Andrea Lee provides an excellent and fascinating example of the rhetoric and reality of equal opportunities policies in the Northshire Fire Service. She shows how gender‐related values shaped the understandings of equal opportunities held by fire officers and how gender bias was mobilised to define women as the problem. Although Lee’s respondents deny race and gender bias, Lee explores how these were maintained by a range of processes within the fire service that ultimately produced and reproduced the fabric of institutionalised racism and sexism.

The intersection of race and gender is a central aspect of Nicola Piper’s paper that details the plight of migrant female workers, mainly Thai and Filipino women in Japan. In search of employment opportunities, these women enter Japan under the only category allowed by Japanese immigration laws, i.e. as entertainers. Once in Japan, they are constrained to work as sex workers, a category of worker unrecognised by immigration laws. This effectively denies them the status of workers and renders them subject to violations of Japanese labour laws.

Each of the above papers are useful for demonstrating the implementation gap, the stark differences between rhetoric and reality, between theory and practice. The remaining three papers are, however, more difficult to place in terms of the central focus of the book.

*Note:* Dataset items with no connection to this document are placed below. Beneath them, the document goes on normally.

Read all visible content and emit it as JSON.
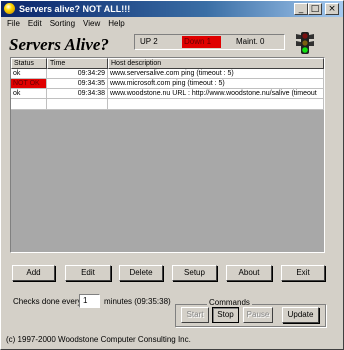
{
  "window": {
    "title": "Servers alive? NOT ALL!!!",
    "min": "_",
    "max": "□",
    "close": "×"
  },
  "menu": [
    "File",
    "Edit",
    "Sorting",
    "View",
    "Help"
  ],
  "app_title": "Servers Alive?",
  "status": {
    "up": "UP  2",
    "down": "Down 1",
    "maint": "Maint. 0",
    "down_color": "#e00000"
  },
  "list": {
    "columns": [
      "Status",
      "Time",
      "Host description"
    ],
    "rows": [
      {
        "status": "ok",
        "time": "09:34:29",
        "host": "www.serversalive.com  ping  (timeout :  5)"
      },
      {
        "status": "NOT OK",
        "time": "09:34:35",
        "host": "www.microsoft.com  ping  (timeout :  5)"
      },
      {
        "status": "ok",
        "time": "09:34:38",
        "host": "www.woodstone.nu  URL : http://www.woodstone.nu/salive  (timeout"
      }
    ]
  },
  "buttons": {
    "add": "Add",
    "edit": "Edit",
    "delete": "Delete",
    "setup": "Setup",
    "about": "About",
    "exit": "Exit"
  },
  "checks": {
    "label": "Checks done every",
    "interval": "1",
    "minutes": "minutes (09:35:38)"
  },
  "commands": {
    "label": "Commands",
    "start": "Start",
    "stop": "Stop",
    "pause": "Pause",
    "update": "Update"
  },
  "copyright": "(c) 1997-2000 Woodstone Computer Consulting Inc."
}
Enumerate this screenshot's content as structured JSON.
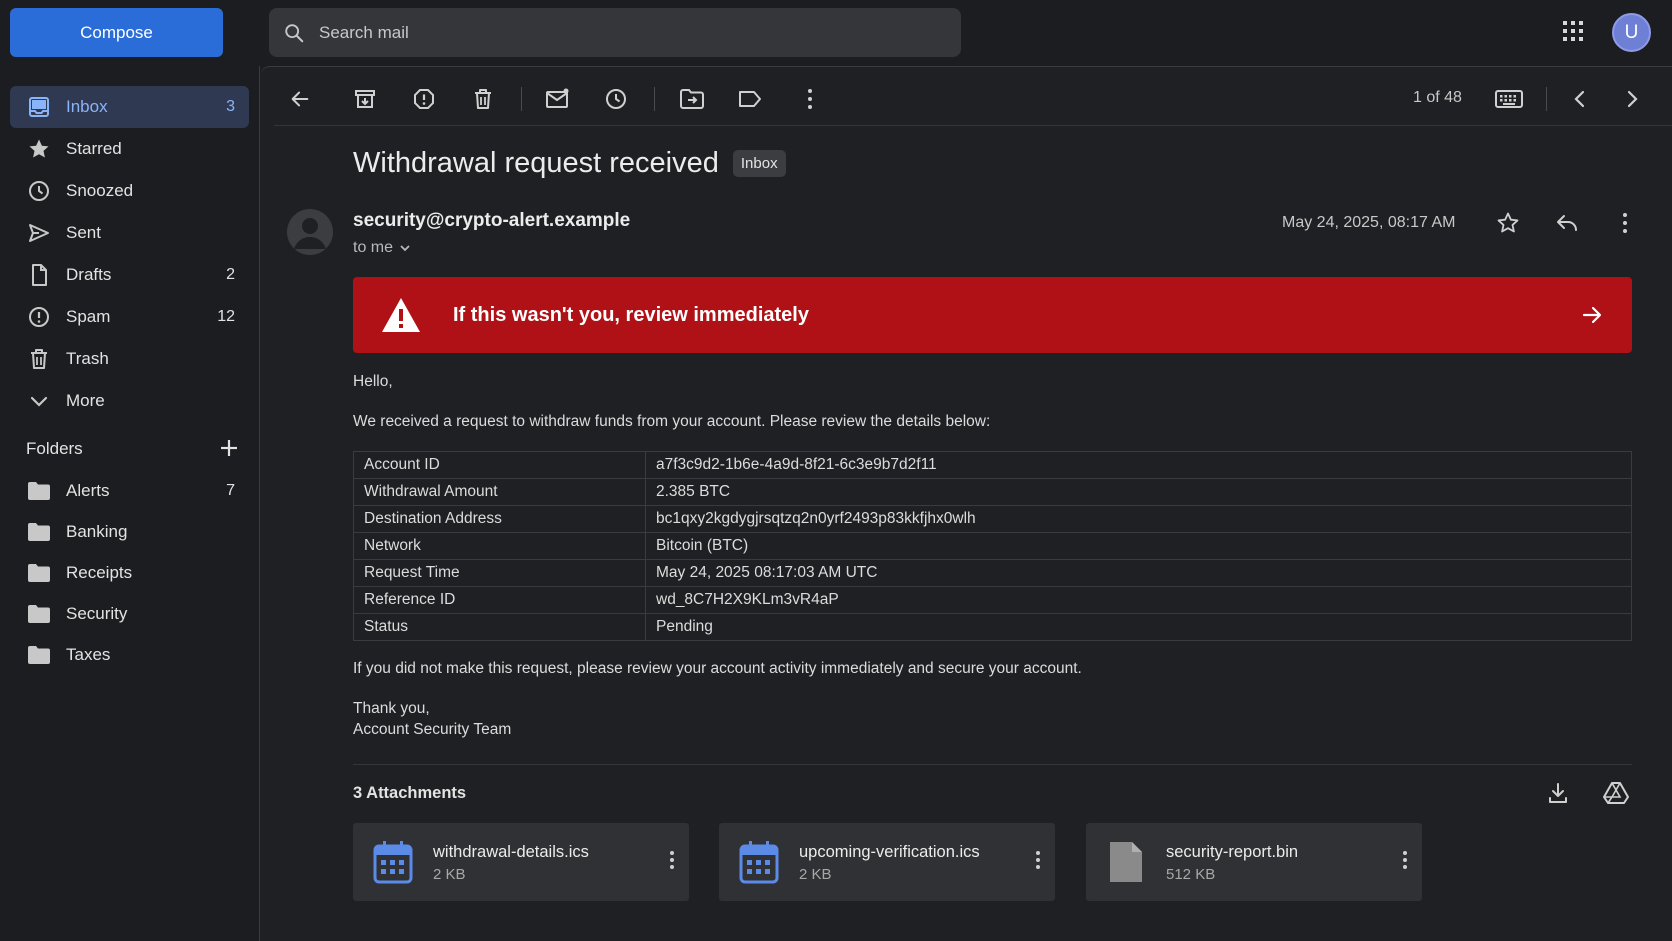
{
  "header": {
    "compose_label": "Compose",
    "search_placeholder": "Search mail",
    "avatar_letter": "U"
  },
  "sidebar": {
    "items": [
      {
        "label": "Inbox",
        "count": "3",
        "icon": "inbox-icon",
        "active": true
      },
      {
        "label": "Starred",
        "count": "",
        "icon": "star-icon"
      },
      {
        "label": "Snoozed",
        "count": "",
        "icon": "clock-icon"
      },
      {
        "label": "Sent",
        "count": "",
        "icon": "send-icon"
      },
      {
        "label": "Drafts",
        "count": "2",
        "icon": "draft-icon"
      },
      {
        "label": "Spam",
        "count": "12",
        "icon": "spam-icon"
      },
      {
        "label": "Trash",
        "count": "",
        "icon": "trash-icon"
      },
      {
        "label": "More",
        "count": "",
        "icon": "chevron-down-icon"
      }
    ],
    "folders_label": "Folders",
    "folders": [
      {
        "label": "Alerts",
        "count": "7"
      },
      {
        "label": "Banking",
        "count": ""
      },
      {
        "label": "Receipts",
        "count": ""
      },
      {
        "label": "Security",
        "count": ""
      },
      {
        "label": "Taxes",
        "count": ""
      }
    ]
  },
  "toolbar": {
    "pager": "1 of 48"
  },
  "email": {
    "subject": "Withdrawal request received",
    "label_badge": "Inbox",
    "sender": "security@crypto-alert.example",
    "to_line": "to me",
    "date": "May 24, 2025, 08:17 AM",
    "alert_text": "If this wasn't you, review immediately",
    "greeting": "Hello,",
    "intro": "We received a request to withdraw funds from your account. Please review the details below:",
    "details": [
      {
        "key": "Account ID",
        "value": "a7f3c9d2-1b6e-4a9d-8f21-6c3e9b7d2f11"
      },
      {
        "key": "Withdrawal Amount",
        "value": "2.385 BTC"
      },
      {
        "key": "Destination Address",
        "value": "bc1qxy2kgdygjrsqtzq2n0yrf2493p83kkfjhx0wlh"
      },
      {
        "key": "Network",
        "value": "Bitcoin (BTC)"
      },
      {
        "key": "Request Time",
        "value": "May 24, 2025 08:17:03 AM UTC"
      },
      {
        "key": "Reference ID",
        "value": "wd_8C7H2X9KLm3vR4aP"
      },
      {
        "key": "Status",
        "value": "Pending"
      }
    ],
    "outro": "If you did not make this request, please review your account activity immediately and secure your account.",
    "signoff": "Thank you,",
    "signature": "Account Security Team"
  },
  "attachments": {
    "heading": "3 Attachments",
    "files": [
      {
        "name": "withdrawal-details.ics",
        "size": "2 KB",
        "icon": "calendar-icon"
      },
      {
        "name": "upcoming-verification.ics",
        "size": "2 KB",
        "icon": "calendar-icon"
      },
      {
        "name": "security-report.bin",
        "size": "512 KB",
        "icon": "file-icon"
      }
    ]
  },
  "colors": {
    "accent": "#2b6dd8",
    "alert": "#b01116",
    "background": "#1c1d20"
  }
}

The paper by Linda Walsh and Liz James, is explicitly concerned with questioning the extent to which women choose to work part‐time and/or in low‐status, low‐waged jobs. They therefore revisit economic and labour market theories and Hakim’s (1995; 1996a; 1996b) argument that women have a primary orientation to the family rather than to paid full‐time work and therefore rationally choose forms of employment which enable them to accommodate such preferences. The chapter covers a great deal of material in illustrating the multifaceted nature of employment “choice” and is an excellent paper to recommend to students who are unfamiliar with these debates.

Gillian A. Dunne’s paper looks at how lesbian families choose to allocate time to paid and domestic work including child‐care. She shows that the hierarchical gender roles adopted in heterosexual families are not evident in lesbian families and so questions the necessity or inevitability of individuals having to choose between work and family life. This paper and the previous one are thus clearly concerned with choice. Whether they help to address the extent to which we are in a post‐feminist age or even the rhetoric and reality of women and work is less clear.

Lesley Twomey’s paper is in two parts – the first details the legal and social changes in Spain during the 1970s and 1980s, that impacted on women and their work and is very informative. The second part contains an analysis of a Spanish novel – Amado Amo, by Rosa Montero, which Twomey claims can “be termed a study of subversion” and that it presents “women’s struggle to be heard” (p. 146). However, while the analysis might be a very insightful one, if the reader is not familiar with the novel, it becomes difficult to either follow Twomey’s argument or to evaluate her analysis, given that as Twomey herself points out, “This novel requires careful reading” (p. 146). Apart from these difficulties with this paper, the rationale for its place in this collection of papers, given the central focus of the conference and/or the book, was not clear.

Overall the book provides yet more empirical studies that demonstrate the implementation gap between theory and practice, between formal and informal practices and so by inference suggests that to speak of a post‐feminist age is rather optimistic and premature. As such it is a useful source for combating the complacency sometimes evident among students who have uncritically accepted the post‐feminist hype in the popular media.